The false claims of election fraud that rapidly spread through Trump’s orbit and right-wing spaces caused Freeman and Moss to face harassment and threats they have said altered their lives.
“I don’t do nothing anymore. I don’t want to go anywhere. I second guess everything I do. It’s affected my life in a major way. In every way. All because of lies,” Moss testified during a Jan. 6 committee hearing.
Keyes Fleming said those types of details could personalize the case and be compelling for jurors.
“Many jurors can see themselves as that ordinary citizen who’s just trying to support voting rights or trying to volunteer for the greater good in some way, shape or form. And then … they find themselves in the crosshairs of vitriolic lies and attempts to undermine their credibility,” she said.

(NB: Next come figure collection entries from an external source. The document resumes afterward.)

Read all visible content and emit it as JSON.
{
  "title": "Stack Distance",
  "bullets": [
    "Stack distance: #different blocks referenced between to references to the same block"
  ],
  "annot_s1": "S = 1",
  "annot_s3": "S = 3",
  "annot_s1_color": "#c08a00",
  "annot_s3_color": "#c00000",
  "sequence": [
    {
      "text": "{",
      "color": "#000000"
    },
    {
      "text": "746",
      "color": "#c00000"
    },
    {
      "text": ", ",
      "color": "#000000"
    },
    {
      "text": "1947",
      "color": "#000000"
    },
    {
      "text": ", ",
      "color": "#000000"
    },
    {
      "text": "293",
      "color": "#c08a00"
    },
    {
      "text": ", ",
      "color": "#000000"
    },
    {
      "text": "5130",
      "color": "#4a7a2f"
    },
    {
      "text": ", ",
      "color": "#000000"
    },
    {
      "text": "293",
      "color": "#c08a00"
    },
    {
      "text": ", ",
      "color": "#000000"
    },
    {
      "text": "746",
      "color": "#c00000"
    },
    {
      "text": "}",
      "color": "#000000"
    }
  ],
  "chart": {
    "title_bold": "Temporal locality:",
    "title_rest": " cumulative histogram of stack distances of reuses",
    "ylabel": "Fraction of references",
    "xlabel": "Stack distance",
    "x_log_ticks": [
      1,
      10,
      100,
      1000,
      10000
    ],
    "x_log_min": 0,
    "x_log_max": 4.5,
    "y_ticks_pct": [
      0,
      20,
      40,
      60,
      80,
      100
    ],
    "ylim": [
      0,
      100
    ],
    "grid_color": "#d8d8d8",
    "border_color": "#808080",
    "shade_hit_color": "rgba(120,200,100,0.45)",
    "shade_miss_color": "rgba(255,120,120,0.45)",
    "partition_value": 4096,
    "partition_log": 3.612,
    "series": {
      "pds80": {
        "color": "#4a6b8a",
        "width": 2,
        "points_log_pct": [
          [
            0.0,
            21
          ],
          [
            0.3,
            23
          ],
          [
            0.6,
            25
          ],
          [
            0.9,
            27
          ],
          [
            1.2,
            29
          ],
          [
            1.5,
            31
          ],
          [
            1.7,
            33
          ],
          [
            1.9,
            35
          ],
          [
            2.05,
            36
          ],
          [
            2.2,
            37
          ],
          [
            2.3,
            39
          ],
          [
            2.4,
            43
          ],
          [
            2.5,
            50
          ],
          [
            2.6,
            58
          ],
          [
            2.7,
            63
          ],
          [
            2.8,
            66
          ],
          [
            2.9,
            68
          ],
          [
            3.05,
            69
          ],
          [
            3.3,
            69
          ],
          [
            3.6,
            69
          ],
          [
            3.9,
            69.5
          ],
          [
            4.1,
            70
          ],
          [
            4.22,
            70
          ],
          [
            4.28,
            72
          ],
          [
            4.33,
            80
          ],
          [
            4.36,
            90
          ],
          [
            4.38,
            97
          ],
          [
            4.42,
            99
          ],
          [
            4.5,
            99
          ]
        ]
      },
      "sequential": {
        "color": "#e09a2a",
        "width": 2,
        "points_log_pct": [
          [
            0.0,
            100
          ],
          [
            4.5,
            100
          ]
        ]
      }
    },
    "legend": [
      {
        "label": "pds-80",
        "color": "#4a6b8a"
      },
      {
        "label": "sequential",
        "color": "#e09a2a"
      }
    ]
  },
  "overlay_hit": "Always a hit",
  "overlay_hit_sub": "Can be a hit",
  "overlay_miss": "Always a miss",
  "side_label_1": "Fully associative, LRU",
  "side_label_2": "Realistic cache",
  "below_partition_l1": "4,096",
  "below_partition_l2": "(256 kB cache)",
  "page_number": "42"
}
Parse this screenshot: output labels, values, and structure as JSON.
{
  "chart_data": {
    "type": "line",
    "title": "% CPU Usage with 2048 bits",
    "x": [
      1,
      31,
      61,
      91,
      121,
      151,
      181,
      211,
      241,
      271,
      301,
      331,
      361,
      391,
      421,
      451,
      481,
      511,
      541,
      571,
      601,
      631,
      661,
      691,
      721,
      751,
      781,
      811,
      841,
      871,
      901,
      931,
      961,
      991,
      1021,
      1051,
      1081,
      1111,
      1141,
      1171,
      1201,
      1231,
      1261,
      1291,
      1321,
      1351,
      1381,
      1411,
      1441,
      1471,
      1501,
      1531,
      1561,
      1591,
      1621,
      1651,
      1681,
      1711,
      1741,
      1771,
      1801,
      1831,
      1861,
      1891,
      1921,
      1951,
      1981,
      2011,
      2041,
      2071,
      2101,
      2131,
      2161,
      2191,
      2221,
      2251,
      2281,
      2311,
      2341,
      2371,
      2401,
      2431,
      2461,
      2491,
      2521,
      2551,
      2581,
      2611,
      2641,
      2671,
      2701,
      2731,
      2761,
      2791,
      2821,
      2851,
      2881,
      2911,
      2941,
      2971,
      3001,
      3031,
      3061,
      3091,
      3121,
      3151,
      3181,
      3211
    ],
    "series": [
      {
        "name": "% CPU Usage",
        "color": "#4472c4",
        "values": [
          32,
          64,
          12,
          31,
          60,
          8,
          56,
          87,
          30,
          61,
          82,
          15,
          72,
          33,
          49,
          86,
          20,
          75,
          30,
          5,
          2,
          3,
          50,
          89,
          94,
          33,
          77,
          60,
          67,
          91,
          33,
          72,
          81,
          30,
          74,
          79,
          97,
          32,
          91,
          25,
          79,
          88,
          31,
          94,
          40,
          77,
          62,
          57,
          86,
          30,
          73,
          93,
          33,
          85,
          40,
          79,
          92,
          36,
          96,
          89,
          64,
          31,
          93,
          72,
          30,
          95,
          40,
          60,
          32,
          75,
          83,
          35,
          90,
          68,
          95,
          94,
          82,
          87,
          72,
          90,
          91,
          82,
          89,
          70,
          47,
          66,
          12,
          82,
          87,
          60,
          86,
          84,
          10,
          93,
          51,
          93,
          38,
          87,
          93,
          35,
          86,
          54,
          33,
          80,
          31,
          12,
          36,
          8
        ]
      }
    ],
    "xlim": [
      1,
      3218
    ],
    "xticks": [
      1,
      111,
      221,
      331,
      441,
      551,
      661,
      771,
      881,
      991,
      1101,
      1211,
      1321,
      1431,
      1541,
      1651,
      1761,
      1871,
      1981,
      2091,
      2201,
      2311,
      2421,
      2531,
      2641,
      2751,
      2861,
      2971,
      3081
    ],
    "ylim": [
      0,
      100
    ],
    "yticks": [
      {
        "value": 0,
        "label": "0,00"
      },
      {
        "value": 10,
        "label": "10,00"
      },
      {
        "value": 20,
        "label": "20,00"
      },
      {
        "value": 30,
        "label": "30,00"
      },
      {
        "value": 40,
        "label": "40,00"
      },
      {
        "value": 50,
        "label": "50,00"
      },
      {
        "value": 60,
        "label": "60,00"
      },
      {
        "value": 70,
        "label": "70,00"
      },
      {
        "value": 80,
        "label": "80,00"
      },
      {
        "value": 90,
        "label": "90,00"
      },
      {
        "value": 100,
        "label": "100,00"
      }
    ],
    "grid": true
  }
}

“In my experience, testimony like that can be persuasive.”
Freeman and Moss have sued Giuliani themselves for defamation over his election fraud claims, which a series of probes led by three law enforcement agencies found “were false and unsubstantiated.”
Giuliani wrote in court filings he will “not contest” that his statements were “false” and “carry meaning that is defamatory” but maintained that they were “constitutionally protected.”
But Keyes Fleming said there’s another important distinction about having the false statements about Freeman addressed in a criminal case versus a civil defamation suit where the two women could receive monetary damages.
“It’s not about reimbursement …. It’s more about punishment for a crime that’s consistent with the level of accountability for a particular act,” she said.
Though Trump’s efforts to subvert Georgia’s election results ultimately failed, the indictment makes clear his and his allies’ alleged actions were “not a victimless crime at all,” Segall said.
“Bringing in Ruby Freeman and her daughter shows a very human cost to what these people were doing,” he said.